Dogs who have canine Bordetella may also have a watery nasal discharge, as well as conjunctivitis and sneezing. Typically, those affected by canine Bordetella have their normal appetite and activity levels. In severe cases and those where secondary bacterial pneumonia has developed, dogs can have fevers, lethargy, breathing difficulties and anorexia.

Environmental Factors

Canine Bordetella is spread from dog to dog. It is often passed when there is a high amount of dogs in one contained area, such as with boarding kennels, shelters, obedience classes, dog parks and dog day care facilities. If your dog has visited any areas such as these and has a dry, hacking cough, there is good probability that she has canine Bordetella. If you take her to her veterinarian, the doctor will likely ask if she has been around other dogs recently. This information is important as it will help the vet accurately diagnose the illness and the proper treatment can be prescribed.

Treatment for Bordetella in Dogs

Canine Bordetella is typically self-limiting, therefore, treatment can vary. Canine Bordetella is usually caused by bacteria. Depending upon the severity of the case, antibiotics may or may not be prescribed. Antibiotics are usually given to reduce the risk of a secondary infection, such as pneumonia, or if it is likely that bacteria has caused the infection. However, treating the canine Bordetella will not reduce the length in which the dog is contagious. The symptoms of canine Bordetella usually occur for about ten days, but the dog is still contagious for six to 14 weeks after the infection is resolved.
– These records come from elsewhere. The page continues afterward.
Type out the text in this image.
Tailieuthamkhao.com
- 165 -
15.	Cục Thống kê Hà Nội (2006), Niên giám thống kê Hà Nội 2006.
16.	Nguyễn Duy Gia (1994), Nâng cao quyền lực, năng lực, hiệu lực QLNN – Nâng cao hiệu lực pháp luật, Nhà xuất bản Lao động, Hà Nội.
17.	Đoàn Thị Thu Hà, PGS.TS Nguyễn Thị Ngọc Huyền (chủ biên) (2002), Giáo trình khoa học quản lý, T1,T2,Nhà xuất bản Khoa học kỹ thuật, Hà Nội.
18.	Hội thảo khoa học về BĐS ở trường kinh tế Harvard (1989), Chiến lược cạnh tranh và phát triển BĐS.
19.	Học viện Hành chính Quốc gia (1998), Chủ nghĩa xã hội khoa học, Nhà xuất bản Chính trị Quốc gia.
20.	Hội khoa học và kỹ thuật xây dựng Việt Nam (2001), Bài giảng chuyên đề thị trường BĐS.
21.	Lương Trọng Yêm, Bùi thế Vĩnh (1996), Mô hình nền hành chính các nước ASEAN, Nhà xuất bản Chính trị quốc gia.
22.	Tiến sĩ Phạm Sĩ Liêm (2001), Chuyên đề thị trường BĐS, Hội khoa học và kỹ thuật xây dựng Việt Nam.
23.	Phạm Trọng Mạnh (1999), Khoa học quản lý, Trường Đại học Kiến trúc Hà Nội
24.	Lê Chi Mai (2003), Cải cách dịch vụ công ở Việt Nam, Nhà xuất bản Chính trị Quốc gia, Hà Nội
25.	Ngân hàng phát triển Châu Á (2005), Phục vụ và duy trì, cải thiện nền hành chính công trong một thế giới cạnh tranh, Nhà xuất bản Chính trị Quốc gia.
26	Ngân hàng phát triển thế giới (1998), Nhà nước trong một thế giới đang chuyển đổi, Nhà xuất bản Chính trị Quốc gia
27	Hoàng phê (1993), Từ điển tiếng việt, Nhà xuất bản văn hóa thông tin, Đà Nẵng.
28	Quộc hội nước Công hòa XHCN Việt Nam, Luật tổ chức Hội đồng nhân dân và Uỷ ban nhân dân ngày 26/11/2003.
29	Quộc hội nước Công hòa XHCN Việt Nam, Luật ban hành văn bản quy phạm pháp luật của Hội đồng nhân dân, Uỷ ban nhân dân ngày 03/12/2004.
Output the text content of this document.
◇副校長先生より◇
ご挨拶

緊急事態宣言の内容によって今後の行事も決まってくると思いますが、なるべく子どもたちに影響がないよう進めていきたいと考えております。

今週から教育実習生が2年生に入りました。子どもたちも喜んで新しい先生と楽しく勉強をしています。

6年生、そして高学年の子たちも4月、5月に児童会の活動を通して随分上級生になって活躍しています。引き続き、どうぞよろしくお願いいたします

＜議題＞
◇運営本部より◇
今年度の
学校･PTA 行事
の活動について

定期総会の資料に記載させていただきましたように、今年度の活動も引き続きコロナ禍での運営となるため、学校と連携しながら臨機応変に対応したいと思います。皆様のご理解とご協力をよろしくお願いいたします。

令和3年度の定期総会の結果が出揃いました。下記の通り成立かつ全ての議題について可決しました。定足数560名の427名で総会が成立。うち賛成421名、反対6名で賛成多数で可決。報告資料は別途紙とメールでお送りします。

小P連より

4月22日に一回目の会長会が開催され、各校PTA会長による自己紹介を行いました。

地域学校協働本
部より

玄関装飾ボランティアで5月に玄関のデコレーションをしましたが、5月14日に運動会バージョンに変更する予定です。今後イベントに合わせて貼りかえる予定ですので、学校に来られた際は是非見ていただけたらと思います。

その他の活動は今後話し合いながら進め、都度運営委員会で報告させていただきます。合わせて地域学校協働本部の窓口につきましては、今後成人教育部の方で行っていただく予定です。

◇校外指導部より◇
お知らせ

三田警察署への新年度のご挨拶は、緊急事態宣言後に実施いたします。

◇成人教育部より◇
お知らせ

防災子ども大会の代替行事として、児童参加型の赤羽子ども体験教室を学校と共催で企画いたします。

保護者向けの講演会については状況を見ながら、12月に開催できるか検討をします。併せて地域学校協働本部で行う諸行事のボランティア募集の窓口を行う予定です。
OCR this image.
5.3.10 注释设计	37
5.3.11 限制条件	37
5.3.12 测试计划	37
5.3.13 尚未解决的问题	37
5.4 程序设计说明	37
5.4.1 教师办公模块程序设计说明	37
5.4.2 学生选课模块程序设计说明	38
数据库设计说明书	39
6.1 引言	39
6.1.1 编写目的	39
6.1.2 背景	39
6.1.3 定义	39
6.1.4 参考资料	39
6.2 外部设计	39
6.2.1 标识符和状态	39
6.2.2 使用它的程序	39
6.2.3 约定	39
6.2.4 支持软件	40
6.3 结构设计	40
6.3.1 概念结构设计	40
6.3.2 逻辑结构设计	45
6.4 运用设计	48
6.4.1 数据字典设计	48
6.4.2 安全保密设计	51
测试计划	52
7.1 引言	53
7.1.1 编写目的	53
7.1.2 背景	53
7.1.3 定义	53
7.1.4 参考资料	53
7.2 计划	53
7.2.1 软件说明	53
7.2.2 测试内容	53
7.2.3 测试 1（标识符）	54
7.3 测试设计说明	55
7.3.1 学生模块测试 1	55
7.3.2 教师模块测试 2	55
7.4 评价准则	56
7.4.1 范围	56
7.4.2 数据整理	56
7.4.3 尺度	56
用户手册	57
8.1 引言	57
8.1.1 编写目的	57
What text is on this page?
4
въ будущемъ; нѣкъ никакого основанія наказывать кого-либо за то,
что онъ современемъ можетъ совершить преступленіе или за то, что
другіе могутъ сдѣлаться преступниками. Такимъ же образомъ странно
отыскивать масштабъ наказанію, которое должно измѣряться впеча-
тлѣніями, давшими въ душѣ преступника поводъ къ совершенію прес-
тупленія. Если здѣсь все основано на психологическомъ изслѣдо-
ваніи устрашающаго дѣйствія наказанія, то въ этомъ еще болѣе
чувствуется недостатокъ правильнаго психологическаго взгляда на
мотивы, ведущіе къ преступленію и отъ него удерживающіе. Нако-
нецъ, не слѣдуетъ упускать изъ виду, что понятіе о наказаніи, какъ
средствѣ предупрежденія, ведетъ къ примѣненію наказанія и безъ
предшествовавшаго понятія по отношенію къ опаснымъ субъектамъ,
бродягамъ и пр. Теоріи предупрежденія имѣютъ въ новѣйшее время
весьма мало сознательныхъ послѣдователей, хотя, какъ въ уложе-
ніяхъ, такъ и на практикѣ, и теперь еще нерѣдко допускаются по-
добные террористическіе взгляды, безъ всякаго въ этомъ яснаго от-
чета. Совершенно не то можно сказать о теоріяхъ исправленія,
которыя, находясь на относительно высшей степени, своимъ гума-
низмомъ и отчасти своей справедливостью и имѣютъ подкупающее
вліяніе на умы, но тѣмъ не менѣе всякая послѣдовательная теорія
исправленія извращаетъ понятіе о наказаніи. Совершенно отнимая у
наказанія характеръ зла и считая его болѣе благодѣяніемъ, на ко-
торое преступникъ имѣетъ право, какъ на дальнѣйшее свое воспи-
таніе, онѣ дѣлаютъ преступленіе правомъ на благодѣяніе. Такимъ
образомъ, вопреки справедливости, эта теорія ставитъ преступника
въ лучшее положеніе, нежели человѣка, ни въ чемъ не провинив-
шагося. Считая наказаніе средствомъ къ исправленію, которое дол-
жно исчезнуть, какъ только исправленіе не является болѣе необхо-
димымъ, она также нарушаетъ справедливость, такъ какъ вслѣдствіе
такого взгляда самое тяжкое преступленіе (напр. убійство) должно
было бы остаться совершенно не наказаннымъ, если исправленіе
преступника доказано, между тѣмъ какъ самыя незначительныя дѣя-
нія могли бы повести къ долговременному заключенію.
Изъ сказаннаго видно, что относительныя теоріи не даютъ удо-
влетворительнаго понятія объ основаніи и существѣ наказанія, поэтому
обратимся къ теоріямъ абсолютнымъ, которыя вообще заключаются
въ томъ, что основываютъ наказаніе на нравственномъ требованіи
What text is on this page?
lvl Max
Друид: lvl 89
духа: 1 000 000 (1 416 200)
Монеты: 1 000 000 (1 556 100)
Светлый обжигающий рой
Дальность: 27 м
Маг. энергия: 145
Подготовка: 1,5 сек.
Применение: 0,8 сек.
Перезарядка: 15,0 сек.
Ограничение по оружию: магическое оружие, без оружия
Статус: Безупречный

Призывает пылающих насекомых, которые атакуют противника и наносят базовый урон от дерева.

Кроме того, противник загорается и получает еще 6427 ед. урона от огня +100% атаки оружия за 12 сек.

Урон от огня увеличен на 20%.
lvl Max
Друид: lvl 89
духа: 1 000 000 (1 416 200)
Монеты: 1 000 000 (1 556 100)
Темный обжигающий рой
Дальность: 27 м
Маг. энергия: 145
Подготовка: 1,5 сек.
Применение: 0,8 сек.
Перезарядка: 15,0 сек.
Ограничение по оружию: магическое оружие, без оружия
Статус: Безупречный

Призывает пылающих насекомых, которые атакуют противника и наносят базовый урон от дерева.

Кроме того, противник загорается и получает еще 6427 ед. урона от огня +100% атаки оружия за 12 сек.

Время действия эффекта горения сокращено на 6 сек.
In severe cases of canine Bordetella, the doctor will prescribe antibiotics, such as doxycycline or trimethoprim-sulfa. In addition, the veterinarian may also prescribe a cough suppressant or a bronchodialator. 

Prevention for Bordetella in Dogs

Canine Bordetella can be prevented by a number of ways. The easiest method is to keep your dog away from others, especially if you have a puppy, as their immune systems are weak and they can catch illnesses easily. If you cannot prevent interaction between your dog and others, you may want to have your dog vaccinated against canine Bordetella. These vaccines can be given either intranasally or via injection. While the canine Bordetella vaccine is highly effective, it does not totally prevent your dog from contracting the illness.